Tja, wie man anhand der Liste sehen kann, sollte man sein Bike nicht einfach so umbauen, wenn man damit nicht zufrieden ist... ;-)

Die Fahreigenschaften sind klasse, zumal mit der verstellbaren Gabel (wenn auch die Abstimmung der Team-Version mit Dual-Air nicht ganz einfach ist). Durch den breiten Lenker hat man alles im Griff, vor allem im Singel Trail, durch die Rohloff braucht man nix mehr fummeln (ok, ist etwas schwerer und teuer, über den Sinn muss jeder selbst entscheiden...), durch UST weniger Platten...

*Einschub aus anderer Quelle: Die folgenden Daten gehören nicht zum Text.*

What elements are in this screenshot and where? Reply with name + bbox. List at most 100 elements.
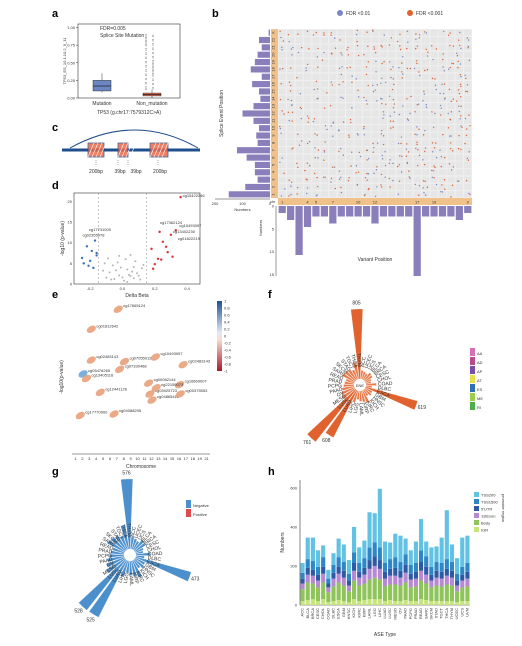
outlier-point [145, 49, 147, 51]
significance-dot [468, 114, 470, 116]
x-tick-label: UCEC [454, 608, 459, 619]
significance-dot [291, 120, 293, 122]
grid-cell [370, 102, 380, 110]
significance-dot [410, 95, 412, 98]
probe-label: cg03925723 [155, 388, 178, 393]
significance-dot [391, 88, 394, 91]
category-label: CHOL [147, 545, 162, 554]
grid-cell [345, 51, 354, 59]
significance-dot [409, 112, 411, 115]
outlier-point [145, 48, 147, 50]
grid-cell [345, 65, 354, 73]
exon-box [117, 142, 129, 158]
stacked-bar-segment [362, 540, 367, 559]
significance-dot [424, 150, 426, 153]
significance-dot [406, 30, 409, 32]
significance-dot [376, 142, 379, 144]
row-label: 10 [271, 125, 276, 130]
significance-dot [374, 89, 376, 91]
radial-bar-brca [134, 543, 146, 552]
bottom-bar [413, 206, 421, 276]
outlier-point [152, 67, 154, 69]
grid-cell [337, 131, 346, 140]
significance-dot [308, 48, 310, 50]
significance-dot [423, 93, 426, 95]
grid-cell [387, 73, 396, 81]
grid-cell [438, 43, 447, 51]
significance-dot [469, 193, 471, 196]
significance-dot [290, 185, 292, 187]
legend-label: RI [477, 405, 481, 410]
outlier-point [145, 43, 147, 45]
grid-cell [421, 95, 430, 103]
bottom-bar [464, 206, 472, 213]
significance-dot [288, 179, 290, 181]
stacked-bar-segment [455, 558, 460, 574]
grid-cell [463, 80, 472, 88]
grid-cell [370, 36, 380, 44]
left-bar [254, 58, 270, 66]
col-label: 12 [373, 200, 378, 205]
grid-cell [387, 109, 396, 118]
grid-cell [463, 131, 472, 140]
grid-cell [396, 190, 405, 198]
radial-bar-sarc [107, 539, 126, 553]
significance-dot [347, 54, 349, 56]
grid-cell [446, 161, 456, 169]
significance-dot [418, 194, 420, 196]
grid-cell [396, 117, 405, 125]
significance-dot [398, 180, 401, 182]
significance-dot [442, 92, 445, 95]
significance-dot [339, 147, 342, 150]
significance-dot [306, 30, 309, 32]
outlier-point [145, 65, 147, 67]
significance-dot [388, 162, 391, 164]
significance-dot [291, 148, 293, 150]
stacked-bar-segment [341, 562, 346, 571]
stacked-bar-segment [429, 587, 434, 602]
significance-dot [297, 166, 299, 168]
radial-bar-thym [120, 478, 133, 550]
stacked-bar-segment [367, 512, 372, 548]
grid-cell [421, 87, 430, 96]
grid-cell [463, 190, 472, 198]
radial-bar-gbm [134, 557, 146, 566]
stacked-bar-segment [393, 533, 398, 558]
significance-dot [323, 159, 325, 161]
left-bar [259, 125, 270, 132]
significance-dot [279, 161, 281, 163]
stacked-bar-segment [315, 580, 321, 588]
grid-cell [463, 154, 472, 162]
grid-cell [463, 146, 472, 154]
grid-cell [455, 168, 464, 176]
row-label: 7 [271, 148, 276, 151]
region-length-label: 39bp [130, 169, 141, 175]
grid-cell [337, 168, 346, 176]
significance-dot [464, 117, 467, 120]
grid-cell [328, 73, 337, 81]
stacked-bar-segment [341, 544, 346, 563]
grid-cell [278, 168, 287, 176]
point-not-significant [132, 277, 135, 280]
y-tick-label: 0 [295, 603, 298, 608]
x-tick-label: THYM [449, 608, 454, 619]
grid-cell [438, 131, 447, 140]
point-not-significant [102, 269, 105, 272]
stacked-bar-segment [346, 573, 352, 581]
point-hypomethylated [80, 256, 84, 260]
grid-cell [379, 51, 388, 59]
grid-cell [328, 87, 337, 96]
stacked-bar-segment [439, 563, 444, 572]
significance-dot [441, 83, 443, 86]
significance-dot [313, 88, 315, 91]
point-hypomethylated [92, 266, 95, 270]
grid-cell [387, 190, 396, 198]
stacked-bar-segment [346, 580, 352, 586]
x-tick-label: READ [418, 608, 423, 619]
grid-cell [413, 161, 422, 169]
grid-cell [345, 124, 354, 132]
grid-cell [320, 124, 329, 132]
probe-label: cg15422246 [183, 193, 206, 198]
association-ellipse [95, 388, 105, 397]
left-bar [259, 88, 270, 95]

Zudem sieht das AMS super aus... Fotos guckst du hier http://fotos.mtb-news.de/fotos/showgallery.php/cat/500/ppuser/42629

Gruß, F.


----------



## apotheker (19. Juli 2005)

Tja, Racing Ralph ist bei mir auch schon herunten. Hab auch zwei Alberts drauf, die sind wirklich der Hammer! Ok, auf Asphalt merkt man schon den größeren Rollwiderstand aber im Gelände, speziell in Kurven oder bei Nässe ist das gar kein Vergleich zum RR. Schaltkomponenten sind übrigens vollkommen in Ordnung, auch wenns mal kein XT sein sollte. Was schon eher zu bemängeln ist sind die Rigida Taurus Felgen. Die sind zwar leicht aber verbiegen sich wie sonst noch was! Hab mittlerweile hinten ne MAVIC Felge drin, weil die Rigida schon geschrottet wurde. Und vorn eiert sie auch schon ganz schön rum...


----------



## freddy_walker (19. Juli 2005)

Hi,
bevor das passieren konnte, waren die originalen Laufräder bei ebay.... Aus dem selben Grund die Racing Ralph 'Semi-Slicks' ersetzt... Alberts auf jeden Fall die bessere Wahl, egal ob Schotter, Dreck, Wurzeln oder Wiese, schnell oder langsam, nass oder trocken, und weniger Platten... OK, sind etwas schwerer, was solls, die Vorteile überwiegen...

Gruß, F.


----------



## Hemme (20. Juli 2005)

Hi,

hab ein weisses AMS Comp seit ca 3 Monaten. Bislang restlos begeistert.
Gut, mein Hardtail zieht besser den Berg rauf. Aber auf ruppigen Trails und bergab ist es ein Gedicht. Abweichend von der Serienausstattung hab ich folgendes:
Syntace-Lenker und -Vorbau, Reba Race Pop Lock, Hayes HFX9 mit 203er Scheibe vorne, Alberts, XT-Kassette, Flite-Sattel.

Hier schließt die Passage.